Sobre a obra

Camadas (Lincoln Bicalho)

O trabalho apresenta o retrato do líder estudantil capixaba Lincoln Bicalho que foi perseguido, torturado e morto pelo regime militar brasileiro. Na parede da galeria foram gravados carimbos em baixo relevo dos órgãos de repressão do governo militar (DOPS São Paulo, DOPS Espírito Santo, Serviço Nacional de Informação, Centro de Informações da Marinha e Centro de Informações do Exército) no qual o artista encontrou referências ao estudante . A parede foi gravada em formato retangular deixando os carimbos em relevo na cor branca e o fundo escavado na cor cinza do concreto. Sobre os carimbos foi afixada folha de papel branco recortado a laser que através do contraste com o cinza promove o efeito óptico do rosto do estudante. Assim, a imagem é percepcionada através da relação entre a grade reticular e a parede do espaço expositivo escavado.

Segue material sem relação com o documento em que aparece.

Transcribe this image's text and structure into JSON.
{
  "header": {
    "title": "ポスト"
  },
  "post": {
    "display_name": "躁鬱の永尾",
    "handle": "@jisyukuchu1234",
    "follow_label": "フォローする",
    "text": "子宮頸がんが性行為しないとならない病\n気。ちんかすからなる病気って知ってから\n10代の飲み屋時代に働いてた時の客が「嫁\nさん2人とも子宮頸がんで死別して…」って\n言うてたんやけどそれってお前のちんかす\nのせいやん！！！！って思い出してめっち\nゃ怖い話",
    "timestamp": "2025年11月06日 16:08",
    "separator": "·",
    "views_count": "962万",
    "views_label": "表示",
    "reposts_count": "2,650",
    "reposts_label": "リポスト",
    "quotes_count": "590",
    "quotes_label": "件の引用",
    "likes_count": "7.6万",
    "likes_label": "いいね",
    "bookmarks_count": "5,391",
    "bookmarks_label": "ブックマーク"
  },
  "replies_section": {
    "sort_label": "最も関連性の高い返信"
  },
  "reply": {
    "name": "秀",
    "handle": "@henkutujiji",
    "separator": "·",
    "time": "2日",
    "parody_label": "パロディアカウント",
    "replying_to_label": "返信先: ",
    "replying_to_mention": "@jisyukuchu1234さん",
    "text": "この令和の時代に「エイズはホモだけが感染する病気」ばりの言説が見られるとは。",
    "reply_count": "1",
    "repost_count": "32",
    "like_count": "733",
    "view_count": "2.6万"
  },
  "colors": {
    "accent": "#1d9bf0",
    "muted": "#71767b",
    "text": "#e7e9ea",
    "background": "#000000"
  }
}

Informações oficiais da época do estado brasileiro afirmavam que Lincoln havia sido morto após reagir a uma ação policial, no entanto, em 2014 sua morte foi oficialmente dada como assassinato sob torturas no DOI-CODI do Rio de Janeiro. Registro com informações sobre o estudante estão presente em arquivos de vários órgãos de repressão de todo o país.


Ficha técnica

Corte e impressão a laser sobre papel gynriushogi e acrílico.
Edição 1/3.
2016.


Sobre o artista

Rafael Pagatini

Caxias do Sul, Rio Grande do Sul, 1985 Vive e trabalha em Vitória, Espírito Santo Artista plástico, bacharel em artes visuais e mestre em poéticas visuais pela Universidade Federal do Rio Grande do Sul (UFRGS). Sua produção contempla principalmente pesquisas utilizando as linguagens da gravura, fotografia e desenho, articulando relações com as ideias de deslocamento, fixação, apagamentos e memória. Rafael Pagatini participa com exemplares da série Conversas com a paisagem que, a partir de pesquisas e viagens pelas cinco regiões brasileiras e por meio de técnica que aproxima e funde fotografia e xilogravura, retrata a geografia do país, como um convite ao conhecimento que passa pelo viajar, pela vivência de diferentes ares, culturas e modos de pensar, ampliando horizontes. Esses trabalhos apresentam estradas soturnas pelas quais o artista transitou e coletou madeiras encontradas ao longo das jornadas e nas quais gravou imagens de seus deslocamentos. Os títulos dos trabalhos são decorrentes de anotações e diálogos com pessoas que o artista encontrou ao longo das viagens e que foram reunidos na publicação Conversas com a paisagem. Sua produção recente se caracteriza pela crítica da sociedade contemporânea, através da investigação das relações entre arte, memória e política. Pagatini é professor e pesquisador da Universidade Federal do Espírito Santo (UFES).


OÁ GALERIA

Vitória / ES

Inaugurada em abril de 2007 a OÁ Galeria – Arte Contemporânea tem como objetivo participar na construção de um olhar sensível para a arte contemporânea, apresentando-a em suas diferentes linguagens e suportes, bem como acompanhando o desenvolvimento de jovens artistas contemporâneos e também de artistas com carreira já consolidada no mercado de arte nacional e internacional.